I do know that practically everywhere I go in this country I am confronted with rubbish scattered on an epic scale without the slightest indication that anyone charged with remedying this disgusting blight is even aware of its existence. The country is quite literally filthy: the ditches, the roads, the hedges, the fields, the paths and riverbanks, the streets and lonely little glens, every little nook and cranny seems filled with plastic bottles and empty beer tins and polystyrene containers. It's pathetic and almost purpose-designed to fill us with the self-loathing that comes very easily when you're as down and demoralised as half the country is just now.

So I'd love -- just the bloody once -- to hear something from Mr Gormley that indicates that he has finally noticed that while he has been arguing about how we should dispose of the rubbish that the actual crap itself is going uncollected and is now up to our national crotch.

But no. It's the archaeologists. Or MBT versus incineration. Or the crusade to get us to switch over from the old light bulbs while the polar bears still have a chance.

Nearly 20 years ago I was in Sweden. All the supermarkets had a facility that looked a little like a reverse vending machine. The people trooped up with their bottles and cans, slid them down a chute and then got paid cash from a little dispenser. I never saw a bottle or can the length of time I was there. There isn't enough coinage in the world to pay out on the bottles and cans just in the hedges around our universities. The Swedes had these machines 20 years ago. Why haven't we got them yet, John? John? Godfather?

One other thing. What exactly is the whole parish-pump huffing and puffing about this proposed Poolbeg incinerator touting for waste from down the country? I'd imagine that most of the rubbish that festoons 'down the country' came through Dublin, either by importation or manufacture, with Dublin deriving the financial benefit and employment that came with that process. Why then should the city not be involved in the removal of the residue rubbish? What about the rubbish that comes from the holiday homes owned by Dubs? Is that 'Dublin' rubbish or culchie rubbish?

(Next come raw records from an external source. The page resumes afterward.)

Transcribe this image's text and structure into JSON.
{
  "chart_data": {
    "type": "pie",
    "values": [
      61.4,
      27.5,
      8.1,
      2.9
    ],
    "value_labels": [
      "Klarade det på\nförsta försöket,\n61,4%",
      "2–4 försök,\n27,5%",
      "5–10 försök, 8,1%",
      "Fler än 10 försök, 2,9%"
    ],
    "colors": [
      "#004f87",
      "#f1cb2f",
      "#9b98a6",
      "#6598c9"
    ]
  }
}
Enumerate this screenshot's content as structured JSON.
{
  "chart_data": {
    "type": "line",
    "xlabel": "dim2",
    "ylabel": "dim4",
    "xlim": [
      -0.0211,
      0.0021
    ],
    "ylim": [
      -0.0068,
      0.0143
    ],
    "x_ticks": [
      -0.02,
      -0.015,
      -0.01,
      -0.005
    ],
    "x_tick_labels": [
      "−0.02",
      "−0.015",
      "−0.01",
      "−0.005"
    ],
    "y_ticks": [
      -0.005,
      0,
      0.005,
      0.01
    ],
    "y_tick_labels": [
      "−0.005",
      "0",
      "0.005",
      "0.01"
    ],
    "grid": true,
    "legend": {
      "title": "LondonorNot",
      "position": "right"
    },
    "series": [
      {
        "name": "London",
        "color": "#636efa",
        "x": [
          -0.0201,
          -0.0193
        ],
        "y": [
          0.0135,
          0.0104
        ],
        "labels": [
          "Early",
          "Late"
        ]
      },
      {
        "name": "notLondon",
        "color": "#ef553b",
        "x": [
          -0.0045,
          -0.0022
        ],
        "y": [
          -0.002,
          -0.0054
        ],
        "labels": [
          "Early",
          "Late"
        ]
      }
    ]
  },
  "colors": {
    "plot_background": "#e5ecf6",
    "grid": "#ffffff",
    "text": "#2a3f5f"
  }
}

It's trickier than you thought. Do you want to have another go at it?

I'm sure a smart buck like Mr Gormley has calm, lucid and intelligent counter-arguments. And that's what I'd like to hear: lucid and intelligent rebuttals. What I'm tired of is this astonishing peevishness and the quite staggering capacity to represent every opinion that differs from his as evidence of mental deficiency or venal double-dealing.

Don Gormleone would be able to put him straight: the hits are never personal, it's just business.